The mayor's office has received three complaints about the spire atop the 8th and Main building in Downtown Boise.
The Gardner Co., the building's owner, has heard comments about its resemblance to a Mormon temple.
Tommy Ahlquist, Gardner's chief operating officer, said the company wasn't trying to make the new structure look like an LDS landmark. He said the building's design including the spire was meant to emphasize the corner of 8th and Main streets.
"The last thing on our minds was that this thing was going to look like anything to do with a religious anything," Ahlquist said. "I'm not sure where the comments are coming from."
Architect Wes Baker, who helped design the exterior, said his team had no instructions or intentions to incorporate a resemblance to Mormon buildings.
Baker said his company, Salt Lake City-based Babcock Design Group, has never designed a temple for The Church of Jesus Christ of Latter-day Saints. Baker himself has worked on a project for the Catholic Church, he said.
The conversation about the 8th and Main building is tame compared to the history of the corner. A man named Billy Fong cursed the ground after the Boise Redevelopment Agency bought the Eastman Building in the 1970s and evicted everyone in it. The building sat vacant until it burned in a suspicious fire in 1987.
After the fire, several plans to put a new building on the property fell through, including the proposed 25-story Boise Tower, which stalled soon after a pit was excavated for its foundation.
The Gardner Co. broke ground on the new 8th and Main building last July and is scheduled to officially open it in January.
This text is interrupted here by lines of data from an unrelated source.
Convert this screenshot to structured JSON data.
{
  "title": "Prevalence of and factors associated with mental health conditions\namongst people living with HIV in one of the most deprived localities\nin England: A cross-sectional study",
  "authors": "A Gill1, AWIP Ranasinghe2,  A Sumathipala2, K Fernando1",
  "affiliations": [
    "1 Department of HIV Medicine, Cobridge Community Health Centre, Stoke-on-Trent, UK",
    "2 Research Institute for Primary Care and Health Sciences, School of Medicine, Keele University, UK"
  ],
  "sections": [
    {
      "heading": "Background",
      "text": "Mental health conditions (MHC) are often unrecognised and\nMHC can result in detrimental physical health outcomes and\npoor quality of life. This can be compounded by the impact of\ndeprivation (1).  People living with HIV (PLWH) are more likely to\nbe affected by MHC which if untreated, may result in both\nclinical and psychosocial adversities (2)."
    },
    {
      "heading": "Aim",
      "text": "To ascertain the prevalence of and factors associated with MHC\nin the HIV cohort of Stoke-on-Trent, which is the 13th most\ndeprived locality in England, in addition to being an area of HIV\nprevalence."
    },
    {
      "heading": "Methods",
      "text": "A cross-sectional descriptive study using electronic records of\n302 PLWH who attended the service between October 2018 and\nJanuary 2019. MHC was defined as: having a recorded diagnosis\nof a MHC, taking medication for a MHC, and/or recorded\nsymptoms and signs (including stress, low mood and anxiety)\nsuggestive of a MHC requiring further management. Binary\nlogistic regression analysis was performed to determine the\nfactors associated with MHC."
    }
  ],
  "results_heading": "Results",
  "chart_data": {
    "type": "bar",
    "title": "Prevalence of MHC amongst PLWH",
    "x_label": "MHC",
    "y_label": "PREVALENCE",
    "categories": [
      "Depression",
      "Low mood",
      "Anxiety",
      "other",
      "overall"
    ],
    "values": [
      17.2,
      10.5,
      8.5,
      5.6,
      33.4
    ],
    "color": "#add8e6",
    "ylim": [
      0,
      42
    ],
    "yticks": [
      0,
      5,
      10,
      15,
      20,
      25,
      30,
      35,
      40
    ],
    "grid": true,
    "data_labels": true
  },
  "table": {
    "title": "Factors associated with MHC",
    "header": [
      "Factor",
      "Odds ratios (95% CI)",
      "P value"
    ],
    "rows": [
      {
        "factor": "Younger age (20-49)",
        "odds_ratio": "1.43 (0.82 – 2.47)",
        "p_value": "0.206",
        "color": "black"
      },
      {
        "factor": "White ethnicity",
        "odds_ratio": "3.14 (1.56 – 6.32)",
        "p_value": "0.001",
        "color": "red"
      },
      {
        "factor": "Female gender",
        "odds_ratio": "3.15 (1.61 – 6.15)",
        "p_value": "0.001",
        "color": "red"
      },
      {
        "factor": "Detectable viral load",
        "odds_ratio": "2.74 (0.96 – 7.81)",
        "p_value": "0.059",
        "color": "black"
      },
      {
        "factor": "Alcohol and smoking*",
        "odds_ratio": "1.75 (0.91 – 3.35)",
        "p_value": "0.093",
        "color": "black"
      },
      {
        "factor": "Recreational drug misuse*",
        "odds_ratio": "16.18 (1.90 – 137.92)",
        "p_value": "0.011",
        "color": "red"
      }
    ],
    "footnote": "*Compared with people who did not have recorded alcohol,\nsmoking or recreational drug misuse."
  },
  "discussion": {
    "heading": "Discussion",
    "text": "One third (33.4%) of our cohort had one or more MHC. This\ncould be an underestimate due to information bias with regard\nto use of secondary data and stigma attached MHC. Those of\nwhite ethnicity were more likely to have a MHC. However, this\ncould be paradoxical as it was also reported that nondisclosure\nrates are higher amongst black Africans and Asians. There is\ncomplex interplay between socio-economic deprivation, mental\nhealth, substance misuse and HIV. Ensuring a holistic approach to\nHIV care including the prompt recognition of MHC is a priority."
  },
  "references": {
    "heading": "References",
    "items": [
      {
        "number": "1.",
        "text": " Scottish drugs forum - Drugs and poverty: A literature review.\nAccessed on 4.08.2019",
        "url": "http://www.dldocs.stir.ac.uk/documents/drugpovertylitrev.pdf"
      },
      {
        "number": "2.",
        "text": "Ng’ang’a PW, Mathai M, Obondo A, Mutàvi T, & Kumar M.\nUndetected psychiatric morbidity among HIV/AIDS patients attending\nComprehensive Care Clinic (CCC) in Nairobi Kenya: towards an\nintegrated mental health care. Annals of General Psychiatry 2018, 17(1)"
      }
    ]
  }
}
Tenants have signed leases for most of the building's space. A parapet at the top of the building reaches 270 feet three feet higher than Idaho's second-tallest building, U.S. Bank Plaza on the other side of Main Street.
ORIGINS OF THE SPIRE
Talk of whether the 8th and Main building looks like a Mormon beacon began in earnest when crews built the 45-foot spire on top of the building.
Social media comments included "I'm surprised they don't have a gold-leafed Moroni up there," to "I wonder if Zion's Bank plans on putting a gold statue of Moroni on the top of this thing?" Those references were to the Mormon prophet who revealed the location of golden plates that Joseph Smith, the religion's founder, translated into scripture. Gold-colored statues of Moroni face east from the top of most LDS temples.
The spire wasn't part of the building's original plans. In 2011, Babcock submitted plans that envisioned a feature resembling the roof of a family home on top of the tower.
Brian Garrett, then a member of the Boise's Design Review Committee, didn't like the feature.
"It is inconsequential and honestly a little silly looking," Garrett said in November 2011, according to minutes of the meeting. "It seems to me that it is a little hat sitting on top of a building that is out of scale and doesn't really add anything to it."
Efforts to contact Garrett were unsuccessful.
Six months later, the spire was part of a new 8th and Main design. Babcock architect T.J. Winger said the change was in response to Garrett's wish for "a powerful element."
"We're being very sensitive to the comments we got from the chair and the committee last time we were here," Winger told the committee. "This reflects that and it helps pull that vertical emphasis back in."
WHAT'S THE BIG DEAL ANYWAY?
Many buildings have spires and don't elicit complaints about looking like Mormon structures. But those buildings aren't located in Idaho, a state where the church claims 410,000 members.
"You might expect to hear it in Idaho or in northern Arizona or northern New Mexico, but you certainly wouldn't hear it in, say, Indiana," said Jan Shipps, who's writing a book about the history of Mormons since World War II. "It's just an area where a lot of Mormons live, so it might be a bias and it might be just, 'Gosh, isn't that interesting?' "
Ahlquist is a member of The Church of Jesus Christ of Latter-day Saints, as is the Gardner family.
Also, the top level of the 8th and Main building bears the name of Zions Bank, which financed the building and is its anchor tenant. Mormon patriarch Brigham Young incorporated Zions Bank in 1873, and the church held majority ownership of the bank until 1960. The church has no ownership stake today.
On the other hand, why should anyone care? It was a representative of Boise, not Babcock, Gardner or the church, who suggested a change to the building's original design. And, as city spokesman Adam Park pointed out, "There is no provision in city code to reject a design element simply because it is reminiscent of a style used by other institutions."
Park said city staff will review the spire once it's complete to make sure it conforms to the approved plan.
Ahlquist said comparisons to LDS temples and other buildings don't offend him.
"I understand that people have different perspectives and come from different points and different biases in their life and can have their own opinions about things," he said.